The binational research team will use fMRI to examine neurobiological correlates of cognitive dysfunctions observed in cannabis and cannabis/methaqualone abusers, their discordant siblings, and normal controls. NIDA’s Southern Africa Initiative funded the project with an administrative supplement to Dr. Yurgelun-Todd’s parent grant: “Residual Cognitive Effects of Cannabis: An fMRI Study.” 

In addition to the fMRI equipment, the researchers installed fMRI paradigm presentation software that runs simultaneously with the MR scanner protocol designed to measure fMRI blood oxygen dependent level (BOLD) signal during presentation of cognitive tasks, such as spatial working memory and response inhibition paradigms. The system includes a triggering device that interfaces with a computer workstation and an LCD projector. Staff from the MRC group was trained to use the fMRI presentation software, deliver instructions to subjects in both Afrikaans and English, score patient responses, and analyze the behavioral data. 

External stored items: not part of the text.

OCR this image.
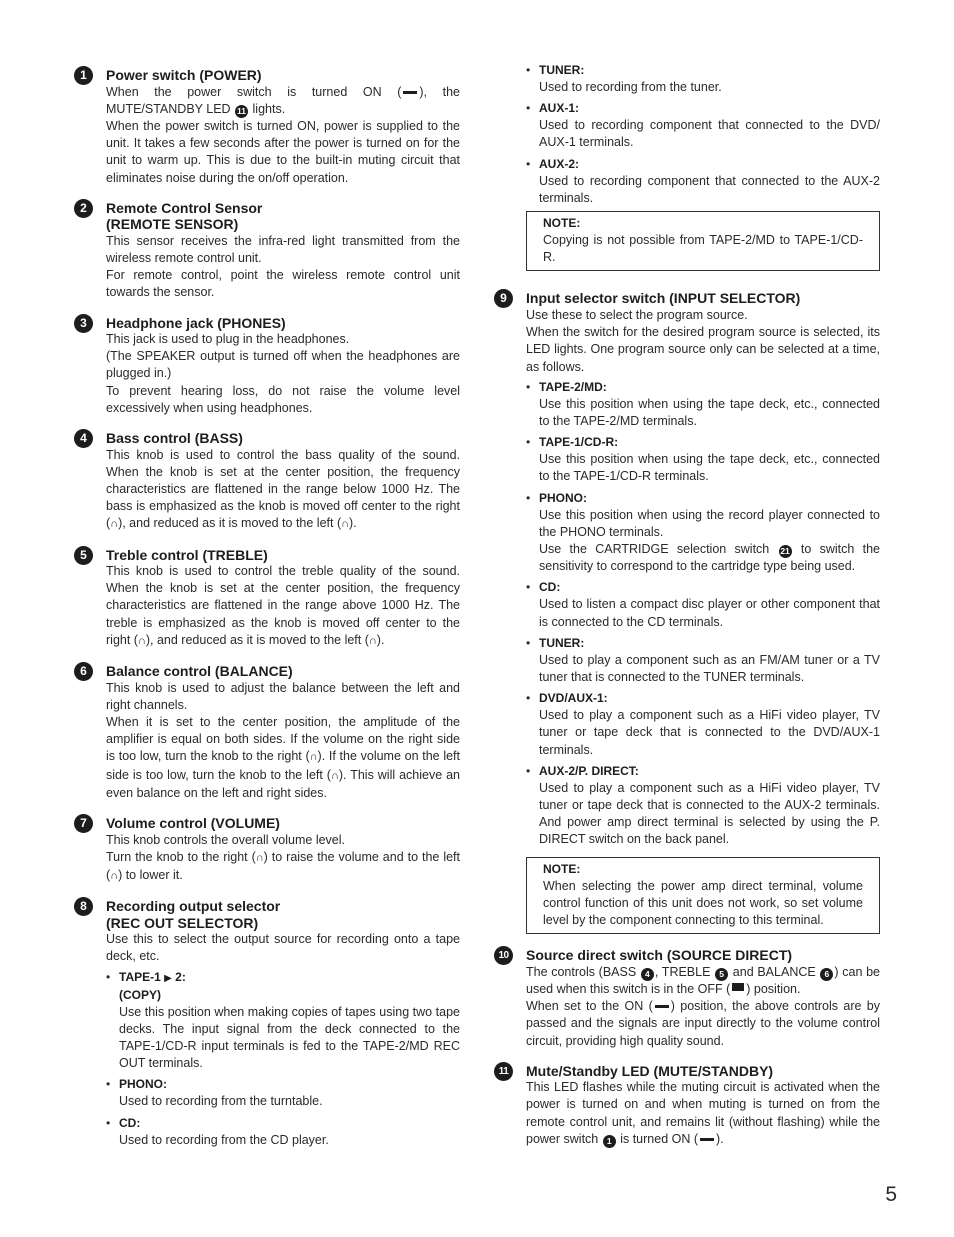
1	Power switch (POWER)

When the power switch is turned ON ( ), the MUTE/STANDBY LED 11 lights.

When the power switch is turned ON, power is supplied to the unit. It takes a few seconds after the power is turned on for the unit to warm up. This is due to the built-in muting circuit that eliminates noise during the on/off operation.

2	Remote Control Sensor
(REMOTE SENSOR)

This sensor receives the infra-red light transmitted from the wireless remote control unit.

For remote control, point the wireless remote control unit towards the sensor.

3	Headphone jack (PHONES)

This jack is used to plug in the headphones.

(The SPEAKER output is turned off when the headphones are plugged in.)

To prevent hearing loss, do not raise the volume level excessively when using headphones.

4	Bass control (BASS)

This knob is used to control the bass quality of the sound. When the knob is set at the center position, the frequency characteristics are flattened in the range below 1000 Hz. The bass is emphasized as the knob is moved off center to the right (∩), and reduced as it is moved to the left (∩).

5	Treble control (TREBLE)

This knob is used to control the treble quality of the sound. When the knob is set at the center position, the frequency characteristics are flattened in the range above 1000 Hz. The treble is emphasized as the knob is moved off center to the right (∩), and reduced as it is moved to the left (∩).

6	Balance control (BALANCE)

This knob is used to adjust the balance between the left and right channels.

When it is set to the center position, the amplitude of the amplifier is equal on both sides. If the volume on the right side is too low, turn the knob to the right (∩). If the volume on the left side is too low, turn the knob to the left (∩). This will achieve an even balance on the left and right sides.

7	Volume control (VOLUME)

This knob controls the overall volume level.

Turn the knob to the right (∩) to raise the volume and to the left (∩) to lower it.

8	Recording output selector
(REC OUT SELECTOR)

Use this to select the output source for recording onto a tape deck, etc.

• TAPE-1 ▶ 2:
(COPY)

Use this position when making copies of tapes using two tape decks. The input signal from the deck connected to the TAPE-1/CD-R input terminals is fed to the TAPE-2/MD REC OUT terminals.

• PHONO:

Used to recording from the turntable.

• CD:

Used to recording from the CD player.

• TUNER:

Used to recording from the tuner.

• AUX-1:

Used to recording component that connected to the DVD/ AUX-1 terminals.

• AUX-2:

Used to recording component that connected to the AUX-2 terminals.

NOTE:

Copying is not possible from TAPE-2/MD to TAPE-1/CD-R.

9	Input selector switch (INPUT SELECTOR)

Use these to select the program source.

When the switch for the desired program source is selected, its LED lights. One program source only can be selected at a time, as follows.

• TAPE-2/MD:

Use this position when using the tape deck, etc., connected to the TAPE-2/MD terminals.

• TAPE-1/CD-R:

Use this position when using the tape deck, etc., connected to the TAPE-1/CD-R terminals.

• PHONO:

Use this position when using the record player connected to the PHONO terminals.

Use the CARTRIDGE selection switch 21 to switch the sensitivity to correspond to the cartridge type being used.

• CD:

Used to listen a compact disc player or other component that is connected to the CD terminals.

• TUNER:

Used to play a component such as an FM/AM tuner or a TV tuner that is connected to the TUNER terminals.

• DVD/AUX-1:

Used to play a component such as a HiFi video player, TV tuner or tape deck that is connected to the DVD/AUX-1 terminals.

• AUX-2/P. DIRECT:

Used to play a component such as a HiFi video player, TV tuner or tape deck that is connected to the AUX-2 terminals. And power amp direct terminal is selected by using the P. DIRECT switch on the back panel.

NOTE:

When selecting the power amp direct terminal, volume control function of this unit does not work, so set volume level by the component connecting to this terminal.

10	Source direct switch (SOURCE DIRECT)

The controls (BASS 4 , TREBLE 5 and BALANCE 6 ) can be used when this switch is in the OFF ( ) position.

When set to the ON ( ) position, the above controls are by passed and the signals are input directly to the volume control circuit, providing high quality sound.

11	Mute/Standby LED (MUTE/STANDBY)

This LED flashes while the muting circuit is activated when the power is turned on and when muting is turned on from the remote control unit, and remains lit (without flashing) while the power switch 1 is turned ON ( ).

5
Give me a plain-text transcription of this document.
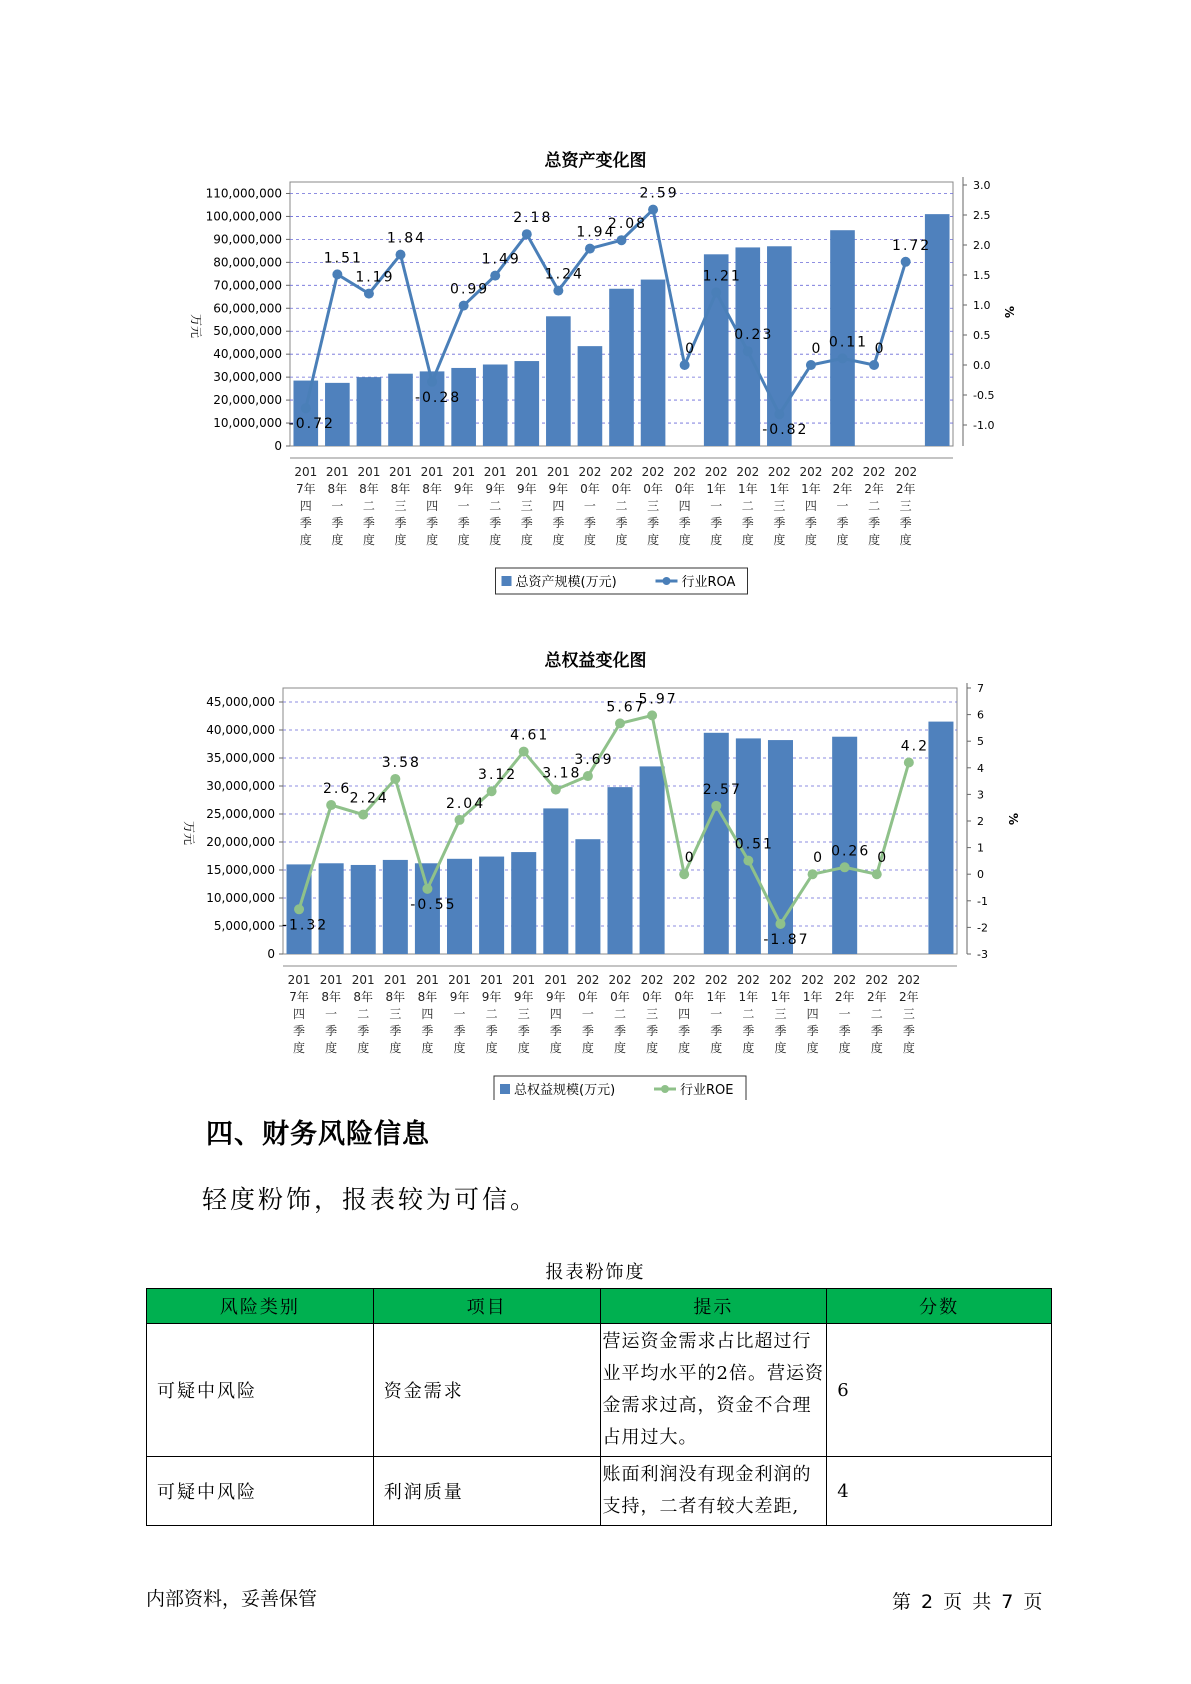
总资产变化图
0
10,000,000
20,000,000
30,000,000
40,000,000
50,000,000
60,000,000
70,000,000
80,000,000
90,000,000
100,000,000
110,000,000
-1.0
-0.5
0.0
0.5
1.0
1.5
2.0
2.5
3.0
万元
%
-0.72
1.51
1.19
1.84
-0.28
0.99
1.49
2.18
1.24
1.94
2.08
2.59
0
1.21
0.23
-0.82
0 0.11 0
1.72
201
7年
四
季
度
201
8年
一
季
度
201
8年
二
季
度
201
8年
三
季
度
201
8年
四
季
度
201
9年
一
季
度
201
9年
二
季
度
201
9年
三
季
度
201
9年
四
季
度
202
0年
一
季
度
202
0年
二
季
度
202
0年
三
季
度
202
0年
四
季
度
202
1年
一
季
度
202
1年
二
季
度
202
1年
三
季
度
202
1年
四
季
度
202
2年
一
季
度
202
2年
二
季
度
202
2年
三
季
度
总资产规模(万元)	行业ROA
总权益变化图
0
5,000,000
10,000,000
15,000,000
20,000,000
25,000,000
30,000,000
35,000,000
40,000,000
45,000,000
-3
-2
-1
0
1
2
3
4
5
6
7
万元
%
-1.32
2.6
2.24
3.58
-0.55
2.04
3.12
4.61
3.18
3.69
5.67
5.97
0
2.57
0.51
-1.87
0 0.26 0
4.2
201
7年
四
季
度
201
8年
一
季
度
201
8年
二
季
度
201
8年
三
季
度
201
8年
四
季
度
201
9年
一
季
度
201
9年
二
季
度
201
9年
三
季
度
201
9年
四
季
度
202
0年
一
季
度
202
0年
二
季
度
202
0年
三
季
度
202
0年
四
季
度
202
1年
一
季
度
202
1年
二
季
度
202
1年
三
季
度
202
1年
四
季
度
202
2年
一
季
度
202
2年
二
季
度
202
2年
三
季
度
总权益规模(万元)	行业ROE
四、财务风险信息
轻度粉饰，报表较为可信。
报表粉饰度
风险类别	项目	提示	分数
可疑中风险	资金需求	营运资金需求占比超过行业平均水平的2倍。营运资金需求过高，资金不合理占用过大。	6
可疑中风险	利润质量	账面利润没有现金利润的支持，二者有较大差距,	4
内部资料，妥善保管	第 2 页 共 7 页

To meet the NIDA Southern Africa Initiative goal of establishing collaborative projects that allow mutual use of a shared database, the researchers collected complete fMRI data sets during the visit to verify system functioning, data transfer, and processing.

Dr. Paul Carey, MRC Unit on Anxiety and Stress Disorders, and Dr. Deborah Yurgelun-Todd, Director, Cognitive Neuroimaging Laboratory, McLean Hospital, Harvard Medical School, discuss the joint research project.

Dr. David Olson, Brain Imaging Center, McLean Hospital, left, and Dr. Paul Carey, MRC Unit on Anxiety and Stress Disorders, prepare to test the continent’s first fMRI system, installed with NIDA funding.